During the Run
Most people don't realize that running properly reduces injuries. When running, think smooth, think light, and think efficient. Because of those three things, your body shouldn't have any jarring impacts that would lead to you injuring yourself. When you run properly, the force you're exerting helps you go forward and should you run on a technical trail (rocky and dangerous terrain), you would be able to catch yourself and what would normally end up as a sprain wouldn't be anything at all.
Run at Your OWN Pace, Your OWN Distance
Running at a pace that is far beyond what you could do and a distance you can't do is one sure way of getting injured. Remember the 10% rule. You can only increase your weekly mileage by 10% so that your body can be accustomed to it. I would also suggest that you have a slow-down week about once a month to allow enough rest for your legs.

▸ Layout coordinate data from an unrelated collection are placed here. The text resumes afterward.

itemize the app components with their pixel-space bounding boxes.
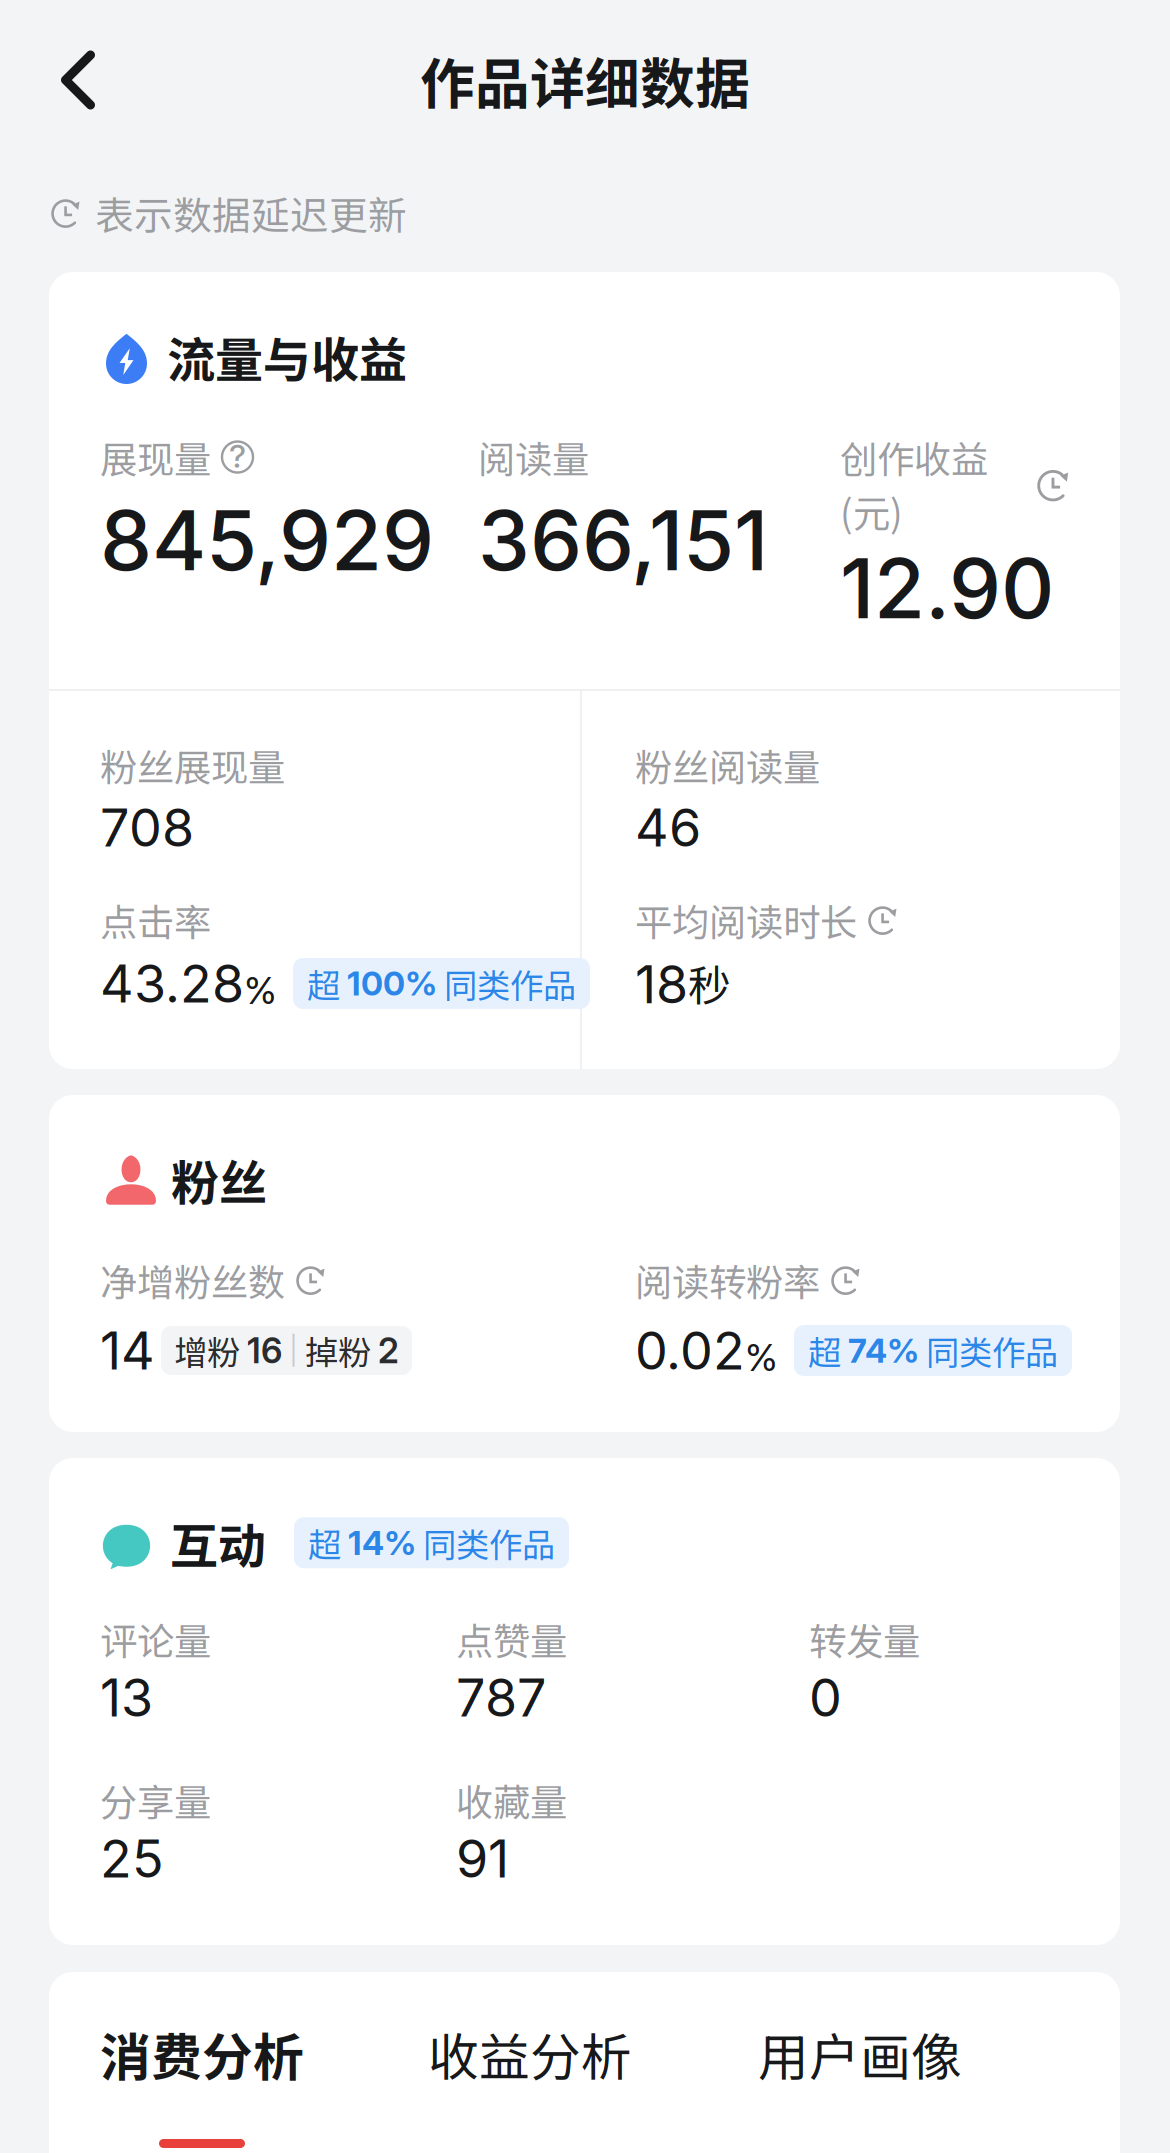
staticText: 2 xyxy=(378,1330,399,1371)
staticText: 增粉 xyxy=(174,1326,240,1375)
staticText: 13 xyxy=(100,1666,153,1729)
staticText: 787 xyxy=(456,1666,546,1729)
staticText: 流量与收益 xyxy=(167,322,407,392)
staticText: 粉丝展现量 xyxy=(100,738,285,792)
staticText: 平均阅读时长 xyxy=(635,893,857,947)
staticText: 16 xyxy=(247,1330,282,1371)
staticText: 74% xyxy=(848,1330,919,1371)
staticText: 消费分析 xyxy=(100,2017,304,2090)
staticText: 创作收益 xyxy=(840,430,988,484)
staticText: % xyxy=(244,968,277,1013)
staticText: (元) xyxy=(840,484,903,538)
button[interactable]: 用户画像 xyxy=(758,1982,968,2094)
staticText: 收藏量 xyxy=(456,1773,567,1827)
staticText: 阅读量 xyxy=(478,430,589,484)
staticText: 点击率 xyxy=(100,893,211,947)
staticText: 46 xyxy=(635,796,701,859)
staticText: | xyxy=(289,1334,298,1368)
button[interactable]: 消费分析 xyxy=(100,1982,354,2153)
staticText: 同类作品 xyxy=(423,1519,555,1567)
staticText: 18 xyxy=(635,953,688,1016)
staticText: 用户画像 xyxy=(758,2017,962,2090)
staticText: 845,929 xyxy=(100,490,434,590)
staticText: 分享量 xyxy=(100,1773,211,1827)
staticText: 净增粉丝数 xyxy=(100,1253,285,1307)
staticText: 秒 xyxy=(688,952,731,1014)
staticText: 43.28 xyxy=(100,952,244,1015)
staticText: 同类作品 xyxy=(444,959,576,1008)
staticText: 0 xyxy=(809,1666,842,1729)
staticText: 0.02 xyxy=(635,1319,745,1382)
button[interactable]: Back xyxy=(18,15,138,145)
button[interactable]: 收益分析 xyxy=(428,1982,638,2094)
staticText: 阅读转粉率 xyxy=(635,1253,820,1307)
staticText: 评论量 xyxy=(100,1612,211,1666)
staticText: 超 xyxy=(308,1519,341,1567)
staticText: 点赞量 xyxy=(456,1612,567,1666)
staticText: 14% xyxy=(348,1523,416,1563)
staticText: 708 xyxy=(100,796,194,859)
staticText: 14 xyxy=(100,1319,155,1382)
staticText: 互动 xyxy=(170,1508,266,1578)
staticText: 25 xyxy=(100,1827,164,1890)
staticText: 12.90 xyxy=(840,538,1054,638)
staticText: 展现量 xyxy=(100,430,211,484)
staticText: 转发量 xyxy=(809,1612,920,1666)
staticText: 超 xyxy=(307,959,340,1008)
staticText: 同类作品 xyxy=(926,1326,1058,1375)
staticText: 91 xyxy=(456,1827,509,1890)
staticText: 表示数据延迟更新 xyxy=(95,185,407,241)
staticText: ? xyxy=(229,437,246,475)
staticText: 作品详细数据 xyxy=(420,40,750,120)
staticText: 收益分析 xyxy=(428,2017,632,2090)
staticText: 366,151 xyxy=(478,490,768,590)
staticText: 超 xyxy=(808,1326,841,1375)
staticText: 掉粉 xyxy=(305,1326,371,1375)
staticText: 100% xyxy=(347,963,437,1004)
staticText: 粉丝 xyxy=(171,1145,267,1214)
staticText: % xyxy=(745,1335,778,1380)
staticText: 粉丝阅读量 xyxy=(635,738,820,792)
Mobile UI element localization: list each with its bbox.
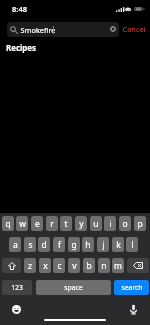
button[interactable]: l — [126, 237, 138, 252]
button[interactable]: Smokefire — [7, 22, 119, 37]
button[interactable]: Shift — [2, 258, 21, 273]
button[interactable]: s — [24, 237, 36, 252]
staticText: i — [109, 218, 112, 230]
staticText: x — [43, 260, 48, 272]
button[interactable]: o — [119, 216, 131, 231]
staticText: n — [101, 260, 107, 272]
staticText: l — [131, 239, 134, 251]
staticText: v — [72, 260, 77, 272]
staticText: t — [64, 218, 68, 230]
button[interactable]: u — [90, 216, 102, 231]
staticText: q — [5, 218, 11, 230]
staticText: 8:48 — [12, 4, 27, 14]
button[interactable]: space — [36, 280, 111, 295]
button[interactable]: c — [53, 258, 65, 273]
button[interactable]: d — [38, 237, 50, 252]
button[interactable]: 123 — [2, 280, 32, 295]
staticText: c — [57, 260, 62, 272]
staticText: y — [79, 218, 84, 230]
button[interactable]: z — [24, 258, 36, 273]
staticText: h — [85, 239, 91, 251]
button[interactable]: n — [98, 258, 110, 273]
staticText: s — [28, 239, 33, 251]
button[interactable]: j — [97, 237, 109, 252]
staticText: space — [64, 283, 83, 292]
button[interactable]: t — [60, 216, 72, 231]
staticText: 123 — [11, 283, 23, 292]
staticText: a — [13, 239, 18, 251]
staticText: m — [114, 260, 122, 272]
staticText: Cancel — [122, 24, 146, 34]
button[interactable]: f — [53, 237, 65, 252]
button[interactable]: v — [68, 258, 80, 273]
staticText: p — [137, 218, 143, 230]
button[interactable]: p — [134, 216, 146, 231]
staticText: u — [93, 218, 99, 230]
staticText: g — [71, 239, 77, 251]
button[interactable]: a — [9, 237, 21, 252]
button[interactable]: search — [114, 280, 149, 295]
button[interactable]: Voice input — [129, 304, 138, 315]
button[interactable]: h — [82, 237, 94, 252]
staticText: search — [121, 283, 143, 292]
staticText: j — [102, 239, 105, 251]
button[interactable]: m — [112, 258, 124, 273]
button[interactable]: e — [31, 216, 43, 231]
staticText: Smokefire — [20, 25, 56, 35]
button[interactable]: r — [46, 216, 58, 231]
button[interactable]: Emoji keyboard — [12, 305, 21, 314]
button[interactable]: k — [112, 237, 124, 252]
button[interactable]: g — [68, 237, 80, 252]
staticText: z — [28, 260, 32, 272]
button[interactable]: x — [39, 258, 51, 273]
button[interactable]: Clear text — [110, 26, 116, 32]
staticText: b — [86, 260, 92, 272]
button[interactable]: q — [2, 216, 14, 231]
button[interactable]: w — [16, 216, 28, 231]
button[interactable]: Cancel — [122, 24, 146, 34]
staticText: Recipes — [6, 43, 36, 54]
staticText: f — [58, 239, 61, 251]
staticText: o — [122, 218, 128, 230]
staticText: r — [50, 218, 54, 230]
button[interactable]: Backspace — [127, 258, 149, 273]
button[interactable]: i — [104, 216, 116, 231]
button[interactable]: y — [75, 216, 87, 231]
staticText: k — [116, 239, 121, 251]
button[interactable]: b — [83, 258, 95, 273]
staticText: e — [35, 218, 40, 230]
staticText: w — [19, 218, 26, 230]
staticText: d — [41, 239, 47, 251]
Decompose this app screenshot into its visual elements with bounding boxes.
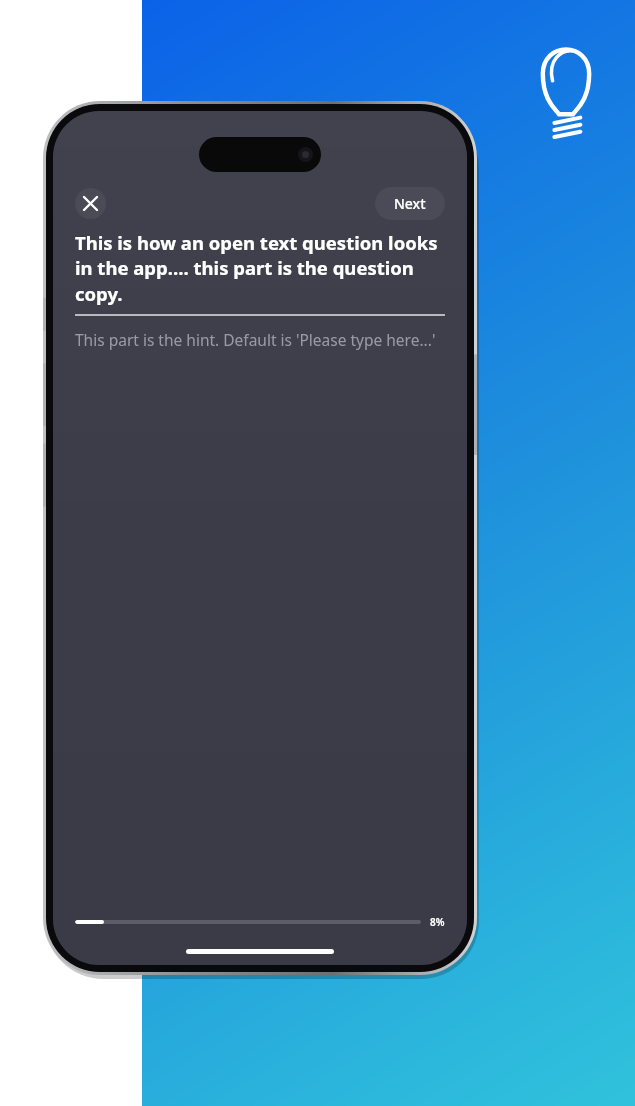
- button[interactable]: Close: [75, 188, 106, 219]
- button[interactable]: Next: [375, 187, 445, 220]
- staticText: This part is the hint. Default is 'Pleas…: [75, 329, 436, 350]
- staticText: Next: [394, 194, 426, 213]
- other: Lightbulb logo: [528, 40, 604, 138]
- staticText: This is how an open text question looks …: [75, 230, 445, 307]
- staticText: 8%: [430, 915, 445, 929]
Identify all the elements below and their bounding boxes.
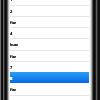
staticText: fizz — [10, 87, 16, 92]
staticText: fizz — [10, 54, 16, 59]
staticText: fizz — [10, 54, 16, 59]
button[interactable]: fizz — [9, 83, 90, 94]
button[interactable]: 1 — [9, 0, 90, 4]
staticText: 8 — [10, 76, 12, 81]
staticText: fizz — [10, 87, 16, 92]
button[interactable]: 2 — [9, 5, 90, 16]
staticText: fizz — [10, 20, 16, 25]
staticText: buzz — [10, 42, 18, 47]
button[interactable]: 7 — [9, 61, 90, 72]
staticText: 4 — [10, 31, 12, 36]
staticText: 2 — [10, 9, 12, 14]
button[interactable]: 8 — [9, 72, 90, 83]
staticText: 7 — [10, 65, 12, 70]
staticText: 4 — [10, 31, 12, 36]
staticText: 2 — [10, 9, 12, 14]
staticText: 8 — [10, 76, 12, 81]
staticText: 7 — [10, 65, 12, 70]
button[interactable]: 4 — [9, 27, 90, 38]
button[interactable]: fizz — [9, 16, 90, 27]
button[interactable]: buzz — [9, 38, 90, 49]
staticText: 1 — [10, 0, 12, 2]
button[interactable]: buzz — [9, 95, 90, 100]
staticText: 1 — [10, 0, 12, 2]
staticText: buzz — [10, 42, 18, 47]
button[interactable]: fizz — [9, 50, 90, 61]
staticText: fizz — [10, 20, 16, 25]
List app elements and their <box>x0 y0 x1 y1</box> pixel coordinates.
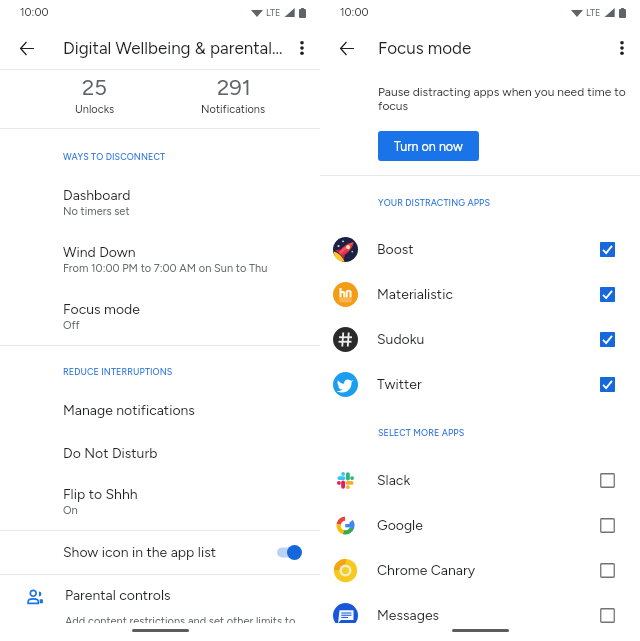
button[interactable]: Show icon in the app list <box>0 531 320 574</box>
staticText: Messages <box>377 607 600 624</box>
staticText: Notifications <box>201 103 266 116</box>
staticText: YOUR DISTRACTING APPS <box>378 197 491 208</box>
staticText: Pause distracting apps when you need tim… <box>378 85 632 113</box>
staticText: 25 <box>82 74 107 100</box>
staticText: 10:00 <box>20 6 49 19</box>
staticText: Google <box>377 517 600 534</box>
staticText: Slack <box>377 472 600 489</box>
button[interactable]: Slack <box>320 458 640 503</box>
staticText: Turn on now <box>394 139 463 154</box>
staticText: From 10:00 PM to 7:00 AM on Sun to Thu <box>63 262 268 275</box>
button[interactable]: Parental controls <box>0 575 320 628</box>
staticText: Unlocks <box>75 103 115 116</box>
button[interactable]: Navigate up <box>13 34 41 62</box>
button[interactable]: Messages <box>320 593 640 638</box>
staticText: REDUCE INTERRUPTIONS <box>63 366 173 377</box>
button[interactable]: Twitter <box>320 362 640 407</box>
staticText: LTE <box>586 7 601 18</box>
staticText: Sudoku <box>377 331 600 348</box>
staticText: Off <box>63 319 80 332</box>
staticText: Chrome Canary <box>377 562 600 579</box>
staticText: Digital Wellbeing & parental... <box>63 38 283 58</box>
staticText: 291 <box>217 74 251 100</box>
button[interactable]: Do Not Disturb <box>0 445 320 462</box>
staticText: Boost <box>377 241 600 258</box>
staticText: Show icon in the app list <box>63 544 277 561</box>
staticText: Materialistic <box>377 286 600 303</box>
staticText: Do Not Disturb <box>63 445 158 462</box>
staticText: Parental controls <box>65 587 171 604</box>
staticText: Manage notifications <box>63 402 195 419</box>
button[interactable]: Dashboard <box>0 187 320 218</box>
button[interactable]: Flip to Shhh <box>0 486 320 517</box>
staticText: Wind Down <box>63 244 136 261</box>
staticText: Twitter <box>377 376 600 393</box>
staticText: SELECT MORE APPS <box>378 427 465 438</box>
button[interactable]: Manage notifications <box>0 402 320 419</box>
button[interactable]: More options <box>608 34 636 62</box>
button[interactable]: Boost <box>320 227 640 272</box>
staticText: Focus mode <box>378 38 472 58</box>
staticText: LTE <box>266 7 281 18</box>
staticText: Flip to Shhh <box>63 486 138 503</box>
button[interactable]: Turn on now <box>378 131 479 161</box>
button[interactable]: Chrome Canary <box>320 548 640 593</box>
button[interactable]: Sudoku <box>320 317 640 362</box>
staticText: WAYS TO DISCONNECT <box>63 151 166 162</box>
staticText: On <box>63 504 78 517</box>
button[interactable]: Focus mode <box>0 301 320 332</box>
button[interactable]: Materialistic <box>320 272 640 317</box>
staticText: No timers set <box>63 205 130 218</box>
button[interactable]: Google <box>320 503 640 548</box>
button[interactable]: Wind Down <box>0 244 320 275</box>
staticText: Focus mode <box>63 301 140 318</box>
staticText: 10:00 <box>340 6 369 19</box>
button[interactable]: Navigate up <box>333 34 361 62</box>
staticText: Dashboard <box>63 187 131 204</box>
staticText: Add content restrictions and set other l… <box>65 615 296 628</box>
button[interactable]: More options <box>288 34 316 62</box>
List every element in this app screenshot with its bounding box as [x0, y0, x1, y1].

Of course, when you run, your eyes ought to be open, but for real, keep your eyes on what's in front of you, a nail sticking up from the ground, a loose rock, a tree root. Anything can cause you to trip up can end up injuring you, so the more things you eliminate, the less you'll have to worry about.
During your run, your body can sometimes tell you that it's tired... when it does, you can continue on. However, if your body is telling you that it's gone too much, you can change your long run into a shorter run because you're doing what's best for your body.
Run at Different Speeds
Acclimating yourself to different speeds makes your body have to adapt and therefore become stronger. The stronger the body is, the more it can handle. Running at different speeds allows you to work on both speed and endurance.
Outside of Running
Stretches and Warm-ups
Keep yourself limber because tight muscles are more likely to tear. I'm not too much of a fan of stretching, but one important part of stretching before you go run is warming up. When you do warm-ups, it allows your muscles to loosen up, which means that you'll be less likely to tear it.
Posture isn't all about what you do while you're running. It has to do with what you're doing outside of running. Keep your posture and you won't hurt yourself.
Listen to your body, and take a break if you need it. There's such thing as over-training, and when you do that, you force your body beyond what it can handle... leading to injury. Stop when your body says to.
Running works on certain muscles while cross training helps the other muscle groups get stronger and also helps with the overall balance of the body, allowing the same muscles to get different kinds of workouts. Helping the overall fitness of the body prevents injuries.
Rest and Food
Without resting, your body wouldn't be able to recover, so you need the rest... and you also need the proper nutrients.
Before you get to the point where your muscles and ligaments hurt, you can feel it coming. At that point, make sure to wrap it nice and snug to insure that it won't go get to the point where it's injured.
Put the Right Stuff On
Blistering and chafing occurs when there's friction between you and something else (or yourself). In order to prevent that on the run, tighten your shoes, put lubricants on to lessen the amount of friction, and wear material that doesn't rub against the skin.